2017/03/28 09:09:35 AM

Dr Matt Hilton received the 2016 Vice-Chancellor’s Award for Research Excellence.


UKZN Astronomer, Dr Matt Hilton 
 
Dr Matt Hilton of the Astrophysics and Cosmology Research Unit (ACRU) and the Discipline of Mathematics has received the 2016 Vice-Chancellor’s Award for Research Excellence.

The award is presented in recognition of outstanding research achievements and the earning of international reputation in the researcher’s discipline.

‘This award is a fitting tribute and recognition to one of our high achieving team members,’ said Dr Sudan Hansraj of his colleague’s accomplishment.

Hilton has nurtured a lifelong passion for science, particularly astronomy, cutting his teeth on astronomy books, magazines, documentaries and science fiction novels.

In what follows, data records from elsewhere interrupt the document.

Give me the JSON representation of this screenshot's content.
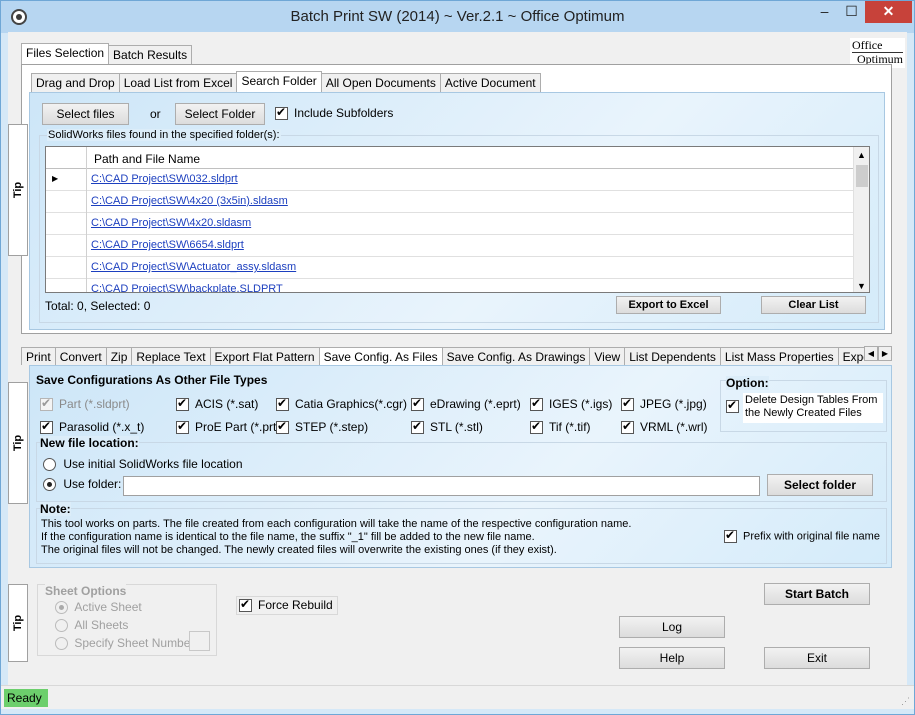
{
  "window": {
    "title": "Batch Print SW (2014) ~ Ver.2.1 ~ Office Optimum",
    "minimize": "‒",
    "maximize": "☐",
    "close": "✕"
  },
  "top_tabs": [
    "Files Selection",
    "Batch Results"
  ],
  "logo": {
    "line1": "Office",
    "line2": "Optimum"
  },
  "source_tabs": [
    "Drag and Drop",
    "Load List from Excel",
    "Search Folder",
    "All Open Documents",
    "Active Document"
  ],
  "search": {
    "select_files": "Select files",
    "or": "or",
    "select_folder": "Select Folder",
    "include_subfolders": "Include Subfolders",
    "found_label": "SolidWorks files found in the specified folder(s):"
  },
  "grid": {
    "column": "Path and File Name",
    "rows": [
      "C:\\CAD Project\\SW\\032.sldprt",
      "C:\\CAD Project\\SW\\4x20 (3x5in).sldasm",
      "C:\\CAD Project\\SW\\4x20.sldasm",
      "C:\\CAD Project\\SW\\6654.sldprt",
      "C:\\CAD Project\\SW\\Actuator_assy.sldasm",
      "C:\\CAD Project\\SW\\backplate.SLDPRT"
    ]
  },
  "footer": {
    "total": "Total: 0, Selected: 0",
    "export": "Export to Excel",
    "clear": "Clear List"
  },
  "tip_label": "Tip",
  "op_tabs": [
    "Print",
    "Convert",
    "Zip",
    "Replace Text",
    "Export Flat Pattern",
    "Save Config. As Files",
    "Save Config. As Drawings",
    "View",
    "List Dependents",
    "List Mass Properties",
    "Export B"
  ],
  "save_config": {
    "heading": "Save Configurations As Other File Types",
    "types": [
      "Part (*.sldprt)",
      "ACIS (*.sat)",
      "Catia Graphics(*.cgr)",
      "eDrawing (*.eprt)",
      "IGES (*.igs)",
      "JPEG (*.jpg)",
      "Parasolid (*.x_t)",
      "ProE Part (*.prt)",
      "STEP (*.step)",
      "STL (*.stl)",
      "Tif (*.tif)",
      "VRML (*.wrl)"
    ],
    "option_heading": "Option:",
    "option_text": "Delete Design Tables From the Newly Created Files",
    "location_heading": "New file location:",
    "use_initial": "Use initial SolidWorks file location",
    "use_folder": "Use folder:",
    "folder_value": "",
    "select_folder": "Select folder",
    "note_heading": "Note:",
    "note_lines": [
      "This tool works on parts. The file created from each configuration will take the name of the respective configuration name.",
      "If the configuration name is identical to the file name, the suffix \"_1\" fill be added to the new file name.",
      "The original files will not be changed. The newly created files will overwrite the existing ones (if they exist)."
    ],
    "prefix": "Prefix with original file name"
  },
  "sheet": {
    "heading": "Sheet Options",
    "active": "Active Sheet",
    "all": "All Sheets",
    "specify": "Specify Sheet Number:",
    "force_rebuild": "Force Rebuild"
  },
  "actions": {
    "start": "Start Batch",
    "log": "Log",
    "help": "Help",
    "exit": "Exit"
  },
  "status": "Ready"
}
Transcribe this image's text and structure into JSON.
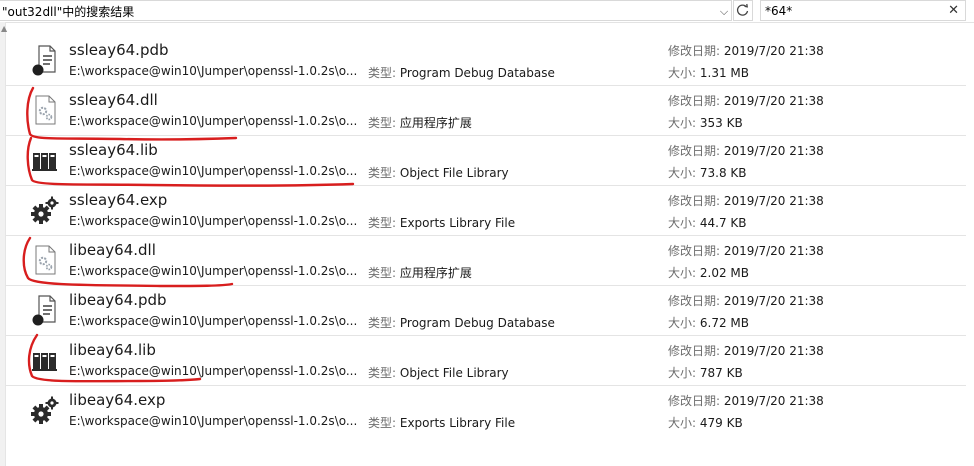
{
  "address_bar": {
    "text": "\"out32dll\"中的搜索结果"
  },
  "search": {
    "value": "*64*",
    "clear_glyph": "✕"
  },
  "labels": {
    "type": "类型:",
    "modified": "修改日期:",
    "size": "大小:"
  },
  "annotation_color": "#d81e1e",
  "files": [
    {
      "name": "ssleay64.pdb",
      "icon": "pdb-file-icon",
      "path": "E:\\workspace@win10\\Jumper\\openssl-1.0.2s\\o...",
      "type": "Program Debug Database",
      "date": "2019/7/20 21:38",
      "size": "1.31 MB"
    },
    {
      "name": "ssleay64.dll",
      "icon": "dll-file-icon",
      "path": "E:\\workspace@win10\\Jumper\\openssl-1.0.2s\\o...",
      "type": "应用程序扩展",
      "date": "2019/7/20 21:38",
      "size": "353 KB"
    },
    {
      "name": "ssleay64.lib",
      "icon": "lib-file-icon",
      "path": "E:\\workspace@win10\\Jumper\\openssl-1.0.2s\\o...",
      "type": "Object File Library",
      "date": "2019/7/20 21:38",
      "size": "73.8 KB"
    },
    {
      "name": "ssleay64.exp",
      "icon": "exp-file-icon",
      "path": "E:\\workspace@win10\\Jumper\\openssl-1.0.2s\\o...",
      "type": "Exports Library File",
      "date": "2019/7/20 21:38",
      "size": "44.7 KB"
    },
    {
      "name": "libeay64.dll",
      "icon": "dll-file-icon",
      "path": "E:\\workspace@win10\\Jumper\\openssl-1.0.2s\\o...",
      "type": "应用程序扩展",
      "date": "2019/7/20 21:38",
      "size": "2.02 MB"
    },
    {
      "name": "libeay64.pdb",
      "icon": "pdb-file-icon",
      "path": "E:\\workspace@win10\\Jumper\\openssl-1.0.2s\\o...",
      "type": "Program Debug Database",
      "date": "2019/7/20 21:38",
      "size": "6.72 MB"
    },
    {
      "name": "libeay64.lib",
      "icon": "lib-file-icon",
      "path": "E:\\workspace@win10\\Jumper\\openssl-1.0.2s\\o...",
      "type": "Object File Library",
      "date": "2019/7/20 21:38",
      "size": "787 KB"
    },
    {
      "name": "libeay64.exp",
      "icon": "exp-file-icon",
      "path": "E:\\workspace@win10\\Jumper\\openssl-1.0.2s\\o...",
      "type": "Exports Library File",
      "date": "2019/7/20 21:38",
      "size": "479 KB"
    }
  ]
}
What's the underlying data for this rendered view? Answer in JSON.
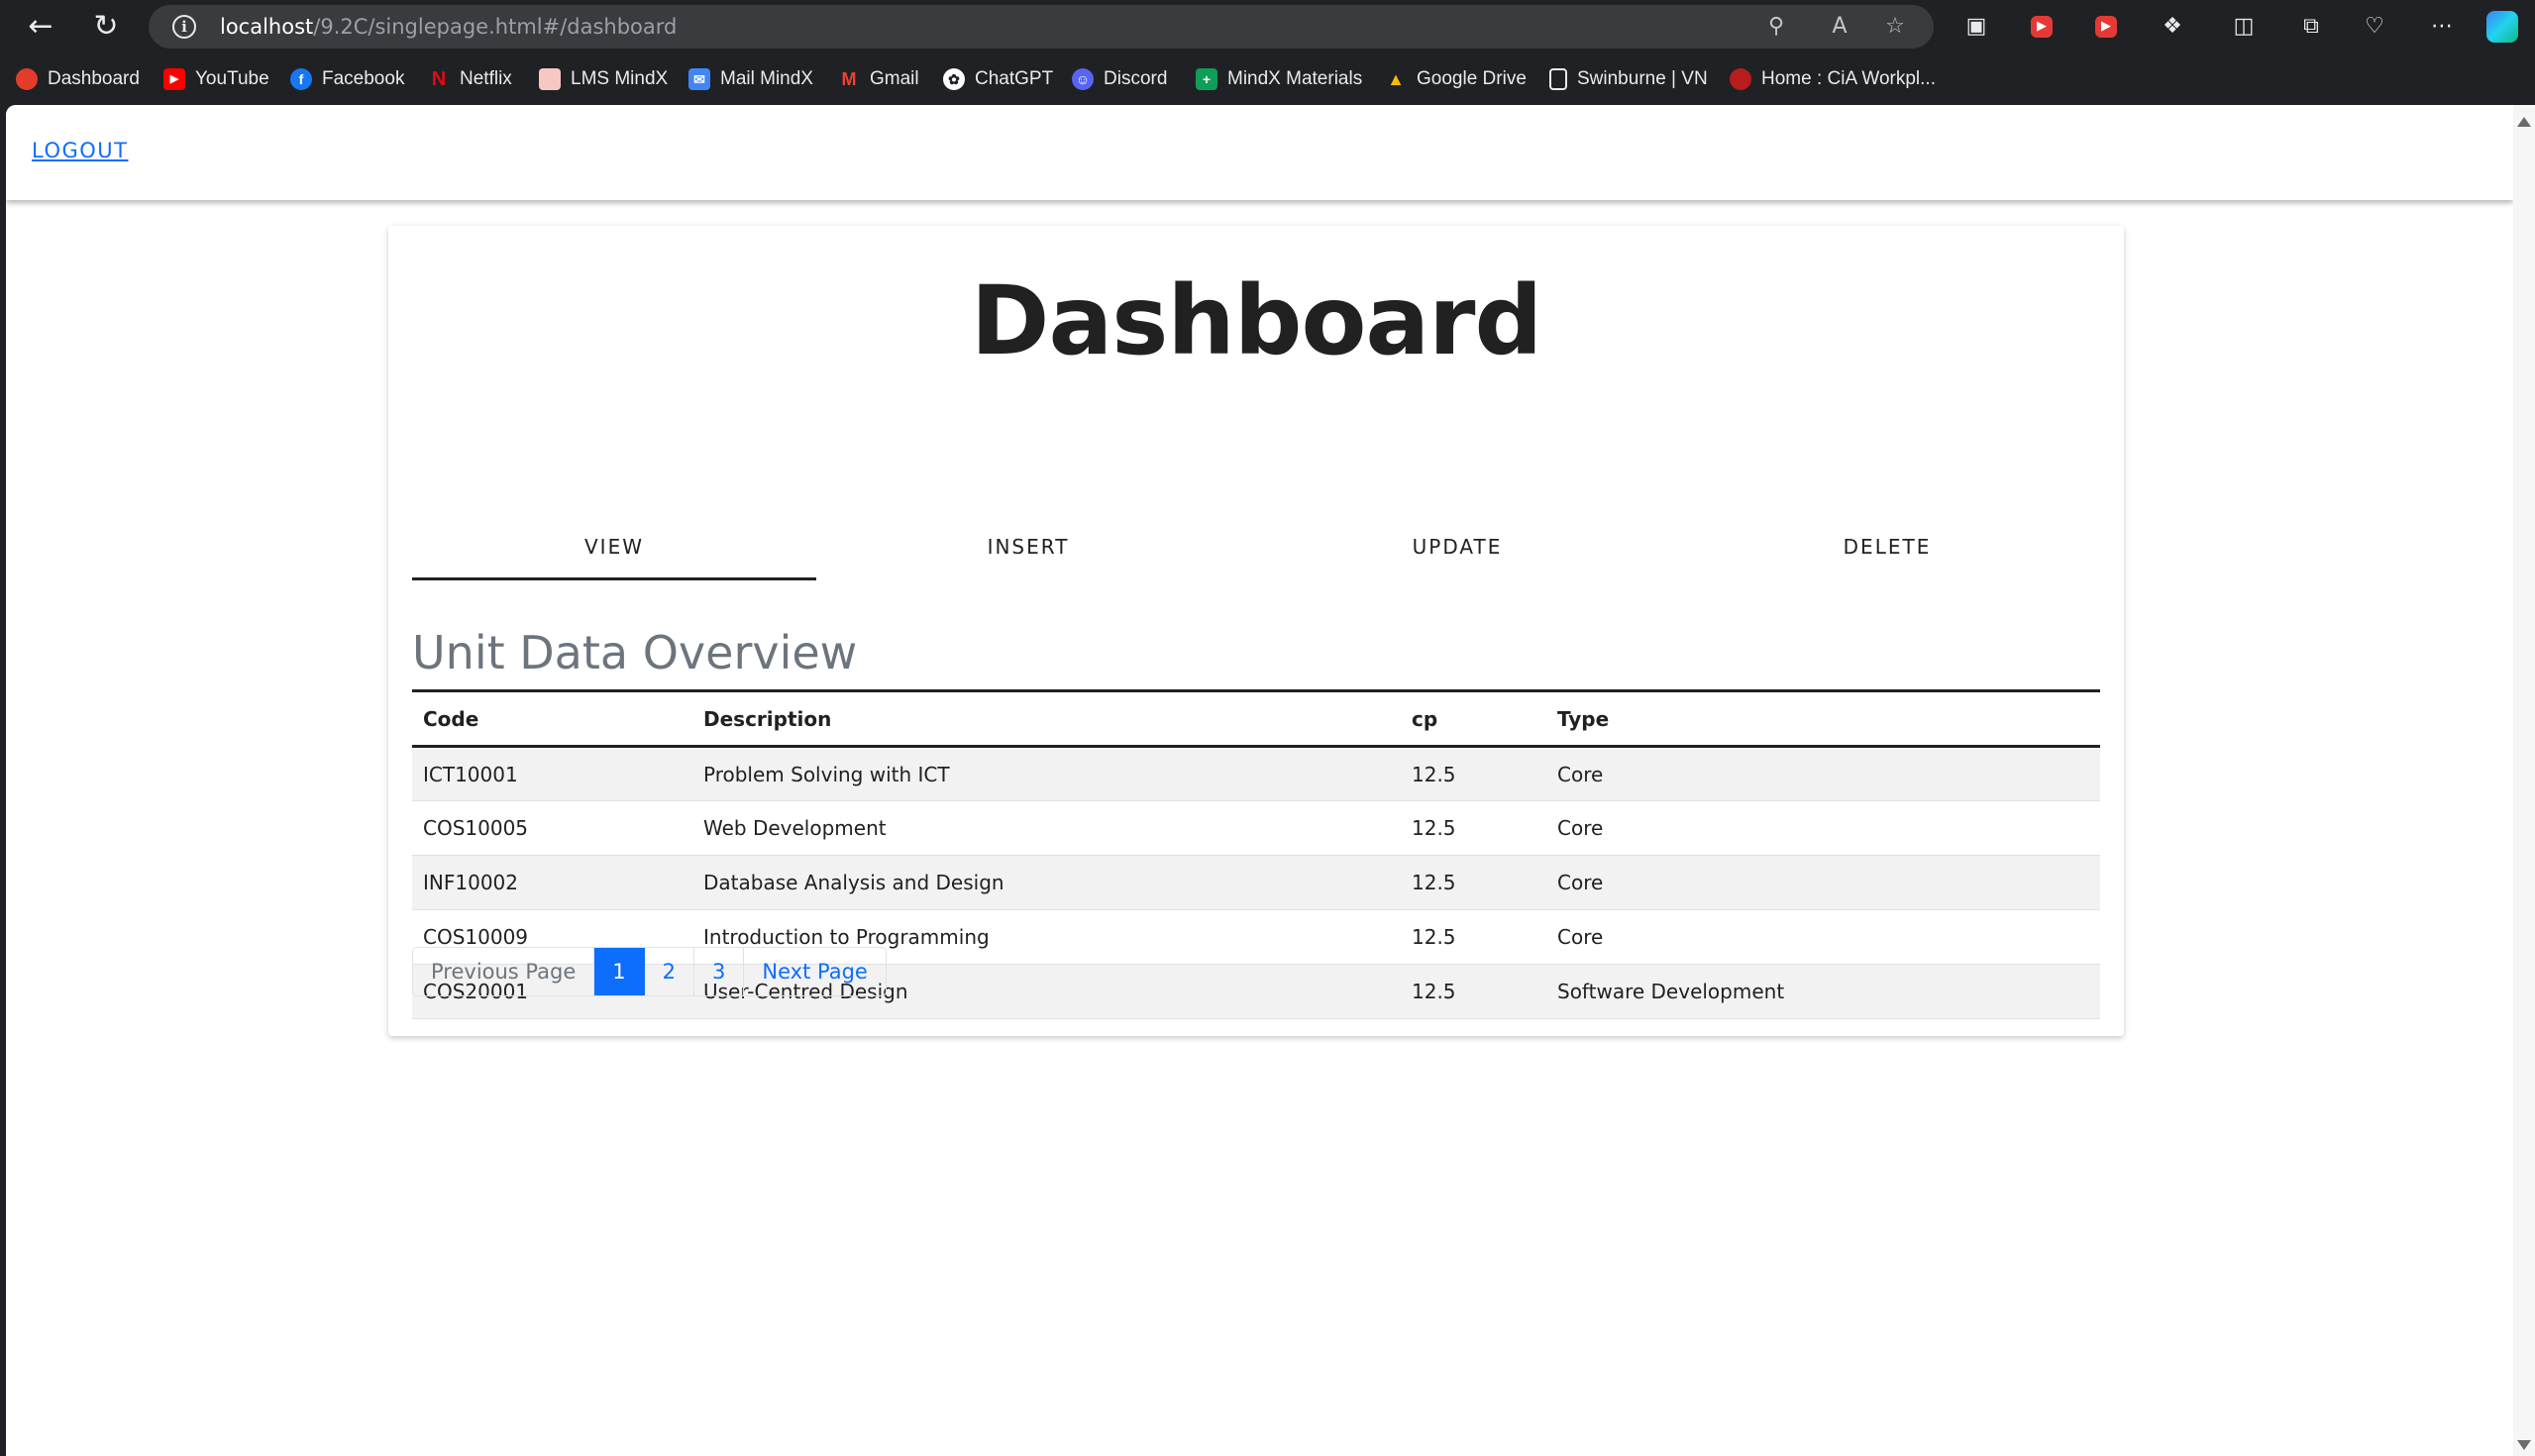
{
  "browser": {
    "url_host": "localhost",
    "url_path": "/9.2C/singlepage.html#/dashboard",
    "bookmarks": [
      {
        "label": "Dashboard",
        "icon": "canvas-icon",
        "color": "#e23d28"
      },
      {
        "label": "YouTube",
        "icon": "youtube-icon",
        "color": "#ff0000"
      },
      {
        "label": "Facebook",
        "icon": "facebook-icon",
        "color": "#1877f2"
      },
      {
        "label": "Netflix",
        "icon": "netflix-icon",
        "color": "#e50914"
      },
      {
        "label": "LMS MindX",
        "icon": "lms-icon",
        "color": "#f28b82"
      },
      {
        "label": "Mail MindX",
        "icon": "mail-icon",
        "color": "#4285f4"
      },
      {
        "label": "Gmail",
        "icon": "gmail-icon",
        "color": "#ea4335"
      },
      {
        "label": "ChatGPT",
        "icon": "chatgpt-icon",
        "color": "#ffffff"
      },
      {
        "label": "Discord",
        "icon": "discord-icon",
        "color": "#5865f2"
      },
      {
        "label": "MindX Materials",
        "icon": "sheets-icon",
        "color": "#0f9d58"
      },
      {
        "label": "Google Drive",
        "icon": "drive-icon",
        "color": "#fbbc04"
      },
      {
        "label": "Swinburne | VN",
        "icon": "page-icon",
        "color": "#e8eaed"
      },
      {
        "label": "Home : CiA Workpl...",
        "icon": "cia-icon",
        "color": "#b91c1c"
      }
    ]
  },
  "app": {
    "logout_label": "LOGOUT",
    "title": "Dashboard",
    "tabs": [
      {
        "label": "VIEW",
        "active": true
      },
      {
        "label": "INSERT",
        "active": false
      },
      {
        "label": "UPDATE",
        "active": false
      },
      {
        "label": "DELETE",
        "active": false
      }
    ],
    "section_title": "Unit Data Overview",
    "table": {
      "headers": [
        "Code",
        "Description",
        "cp",
        "Type"
      ],
      "rows": [
        [
          "ICT10001",
          "Problem Solving with ICT",
          "12.5",
          "Core"
        ],
        [
          "COS10005",
          "Web Development",
          "12.5",
          "Core"
        ],
        [
          "INF10002",
          "Database Analysis and Design",
          "12.5",
          "Core"
        ],
        [
          "COS10009",
          "Introduction to Programming",
          "12.5",
          "Core"
        ],
        [
          "COS20001",
          "User-Centred Design",
          "12.5",
          "Software Development"
        ]
      ]
    },
    "pagination": {
      "previous": "Previous Page",
      "pages": [
        "1",
        "2",
        "3"
      ],
      "current": "1",
      "next": "Next Page"
    }
  },
  "colors": {
    "accent": "#0d6efd",
    "muted": "#6c757d"
  }
}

He received his degree in Physics and Astronomy from the University of Sheffield in England and then completed his PhD at the Astrophysics Research Institute at John Moores University in Liverpool.

Hilton conducted post-doctoral studies at UKZN’s ACRU from 2007-2010 before joining UKZN as a lecturer in August 2012.

Working in observational cosmology, Hilton is now studying galaxy clusters.

‘These are the most massive gravitationally-bound objects in the Universe - they are 100-1000 trillion times bigger than the Sun,’ explained Hilton.

Hilton says cosmologists use the Universe as a “time machine” - more distant objects observed reflect the Universe as it looked billions of years ago, as their light has taken longer to reach us.

In his work, the ‘ingredients’ comprising the Universe can be explored by measuring the growth of galaxy clusters over cosmic time. This includes assessing the amounts of ordinary matter, mysterious dark matter and dark energy, and even the sum of the neutrino masses.

Hilton is currently searching for galaxy clusters with the Atacama Cosmology Telescope (ACT) and doing follow-up observations of some of them with X-ray telescopes (Chandra, XMM-Newton) and with the Southern African Large Telescope (SALT), in order to measure their masses.

‘We also hope to observe a large sample of ACT clusters with the South African MeerKAT radio telescope,’ said Hilton. ‘This will tell us about non-thermal emission associated with the intracluster gas.’

Hilton said he was thrilled to receive the award and acknowledged the roles of several mentors including his PhD supervisor Professor Chris Collins of John Moores University, Professor Kathy Romer of the University of Sussex, Professor Chris Conselice of the University of Nottingham, and ACRU’s Professor Kavi Moodley for making his lecturer position at UKZN possible. He also credited his friends and colleagues in ACRU for making his working environment so pleasant.